Born at the tale end of the baby boom, I came of age in Champaign, Illinois. That was where I finally surrendered to reality and sought recovery through a twelve step fellowship. I had a wide array of friendships with people throughout particular Midwestern towns — church people, college friends, citizens, druggies and now recovering folk. I continued with my career in human services, and generally survived economic downturns by moving within the networks of people and places I have known.
Being gay and finding companionship in recovery is made exponentially difficult by having to avoid bars and the like, especially when one does not participate in any religion. As a result, I have been celibate for long stretches of my recovery; I can still count the lovers I have taken since getting clean on the digits of one fist.
Near the end of last century, I moved from Champaign to a Midwestern river town in the fall of the year, and I was welcomed by the local fellowship, such as it was. I got really involved, started a new meeting, joined the service structure, and life moved along smoothly. Sometime after the first of the year, things seemed to darken. Folks were friendly on the surface, but in almost no time at all, no one would join me for coffee after a meeting. I was slow to become conscious of this, as I was spending up to half my weekends on the road, visiting and continuing to serve the region I had moved from.

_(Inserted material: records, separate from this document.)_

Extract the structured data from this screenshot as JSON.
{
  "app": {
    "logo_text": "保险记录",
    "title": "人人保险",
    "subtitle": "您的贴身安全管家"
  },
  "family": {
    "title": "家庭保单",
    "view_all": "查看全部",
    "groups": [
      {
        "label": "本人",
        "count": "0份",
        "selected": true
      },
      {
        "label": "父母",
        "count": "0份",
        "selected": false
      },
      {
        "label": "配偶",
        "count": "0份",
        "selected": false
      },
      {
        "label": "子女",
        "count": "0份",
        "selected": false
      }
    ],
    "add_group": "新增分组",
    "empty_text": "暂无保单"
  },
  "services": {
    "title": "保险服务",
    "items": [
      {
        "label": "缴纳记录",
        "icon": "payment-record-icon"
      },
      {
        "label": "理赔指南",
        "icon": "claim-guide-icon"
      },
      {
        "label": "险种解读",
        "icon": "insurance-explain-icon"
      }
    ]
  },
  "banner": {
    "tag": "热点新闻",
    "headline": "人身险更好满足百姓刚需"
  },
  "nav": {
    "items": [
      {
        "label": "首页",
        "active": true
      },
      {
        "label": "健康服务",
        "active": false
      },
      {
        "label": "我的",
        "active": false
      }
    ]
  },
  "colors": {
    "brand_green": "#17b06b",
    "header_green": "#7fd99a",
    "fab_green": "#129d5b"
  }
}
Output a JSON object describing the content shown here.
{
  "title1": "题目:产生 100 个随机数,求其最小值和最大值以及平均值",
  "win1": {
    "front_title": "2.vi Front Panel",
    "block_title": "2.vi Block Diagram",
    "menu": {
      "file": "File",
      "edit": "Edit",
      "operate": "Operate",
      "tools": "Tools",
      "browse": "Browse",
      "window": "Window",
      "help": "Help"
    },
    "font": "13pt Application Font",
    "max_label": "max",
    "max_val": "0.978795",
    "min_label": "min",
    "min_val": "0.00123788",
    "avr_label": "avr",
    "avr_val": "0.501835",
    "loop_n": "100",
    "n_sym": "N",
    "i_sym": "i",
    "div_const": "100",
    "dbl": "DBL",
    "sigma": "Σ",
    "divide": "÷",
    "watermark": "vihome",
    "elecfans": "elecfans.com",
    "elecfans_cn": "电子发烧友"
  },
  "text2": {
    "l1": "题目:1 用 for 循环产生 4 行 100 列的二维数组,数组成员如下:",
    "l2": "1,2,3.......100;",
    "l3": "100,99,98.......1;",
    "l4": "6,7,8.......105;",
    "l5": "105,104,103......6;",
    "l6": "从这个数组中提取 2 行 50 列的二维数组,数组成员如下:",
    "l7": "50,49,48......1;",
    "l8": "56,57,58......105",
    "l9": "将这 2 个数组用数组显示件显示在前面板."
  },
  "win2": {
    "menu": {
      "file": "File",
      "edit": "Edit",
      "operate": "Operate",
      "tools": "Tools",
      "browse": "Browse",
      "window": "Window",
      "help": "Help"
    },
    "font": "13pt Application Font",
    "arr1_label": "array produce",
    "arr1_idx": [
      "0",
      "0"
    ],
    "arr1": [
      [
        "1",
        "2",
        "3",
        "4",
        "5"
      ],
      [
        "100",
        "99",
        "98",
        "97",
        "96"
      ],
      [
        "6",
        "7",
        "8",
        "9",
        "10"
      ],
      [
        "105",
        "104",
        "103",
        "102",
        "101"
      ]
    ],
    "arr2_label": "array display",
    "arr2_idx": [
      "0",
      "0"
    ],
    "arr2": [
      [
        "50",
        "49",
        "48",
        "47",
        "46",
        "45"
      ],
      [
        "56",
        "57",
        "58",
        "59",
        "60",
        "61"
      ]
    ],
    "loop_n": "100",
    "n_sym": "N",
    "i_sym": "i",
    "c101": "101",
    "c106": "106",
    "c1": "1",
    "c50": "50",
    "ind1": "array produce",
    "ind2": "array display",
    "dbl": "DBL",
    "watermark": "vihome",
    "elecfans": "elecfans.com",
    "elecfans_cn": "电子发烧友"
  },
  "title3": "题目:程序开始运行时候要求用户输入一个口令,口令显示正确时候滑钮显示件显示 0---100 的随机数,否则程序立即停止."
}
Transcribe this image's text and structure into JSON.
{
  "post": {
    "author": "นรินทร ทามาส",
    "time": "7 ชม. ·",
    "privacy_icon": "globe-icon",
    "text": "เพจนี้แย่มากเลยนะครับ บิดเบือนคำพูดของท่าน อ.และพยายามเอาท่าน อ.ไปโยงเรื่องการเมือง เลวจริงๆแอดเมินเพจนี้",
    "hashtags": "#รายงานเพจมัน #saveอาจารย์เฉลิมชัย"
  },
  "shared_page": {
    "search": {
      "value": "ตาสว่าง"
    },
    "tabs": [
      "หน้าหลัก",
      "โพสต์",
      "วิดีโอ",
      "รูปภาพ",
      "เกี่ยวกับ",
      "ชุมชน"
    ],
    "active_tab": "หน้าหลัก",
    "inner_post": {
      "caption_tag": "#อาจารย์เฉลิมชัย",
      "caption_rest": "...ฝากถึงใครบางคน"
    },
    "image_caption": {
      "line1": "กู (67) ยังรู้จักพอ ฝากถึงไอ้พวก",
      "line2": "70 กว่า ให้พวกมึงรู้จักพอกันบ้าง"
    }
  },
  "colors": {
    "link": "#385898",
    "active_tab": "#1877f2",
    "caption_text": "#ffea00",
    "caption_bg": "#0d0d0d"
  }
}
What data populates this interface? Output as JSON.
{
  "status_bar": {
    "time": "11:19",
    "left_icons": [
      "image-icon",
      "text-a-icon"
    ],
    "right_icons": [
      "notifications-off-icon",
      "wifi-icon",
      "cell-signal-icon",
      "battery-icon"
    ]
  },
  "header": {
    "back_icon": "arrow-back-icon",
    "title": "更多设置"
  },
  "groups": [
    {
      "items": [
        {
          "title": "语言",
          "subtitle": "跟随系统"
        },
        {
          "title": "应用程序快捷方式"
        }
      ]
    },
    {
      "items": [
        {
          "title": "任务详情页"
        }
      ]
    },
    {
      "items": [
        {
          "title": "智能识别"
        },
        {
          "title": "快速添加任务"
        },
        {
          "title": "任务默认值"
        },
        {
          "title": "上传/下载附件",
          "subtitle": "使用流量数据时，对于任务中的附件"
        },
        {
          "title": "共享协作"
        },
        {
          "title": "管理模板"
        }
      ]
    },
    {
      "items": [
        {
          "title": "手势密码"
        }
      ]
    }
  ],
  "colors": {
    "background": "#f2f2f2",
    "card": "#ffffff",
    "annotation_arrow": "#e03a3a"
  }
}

A year went by. One of the few local recovering friends I had was visiting one day when I asked what the deal was with no one ever hanging out with me after a meeting. My buddy said, “Well….” And proceeded to tell me that two of the powerful personalities in the local area had let it be known that anyone choosing to befriend me was on the outs with them. I guess they saw me as a threat to young newcomers, assuming I was a predator because of my sexuality.
I complained about this to the few real friends I had in the local fellowship. One particular old-timer had been ignorant, and was incensed. He went to every meeting in the area — *repeatedly* — bitched up a storm, quoted our texts, pounded on the table, and shamed the collaborators (though not the instigators) into abandoning the boycott.
That was a decade ago. There are alleyways in our society where being gay sometimes remains as foreign as it ever was. I am happy to report that I experienced a time when principles proved superior to hate and fear.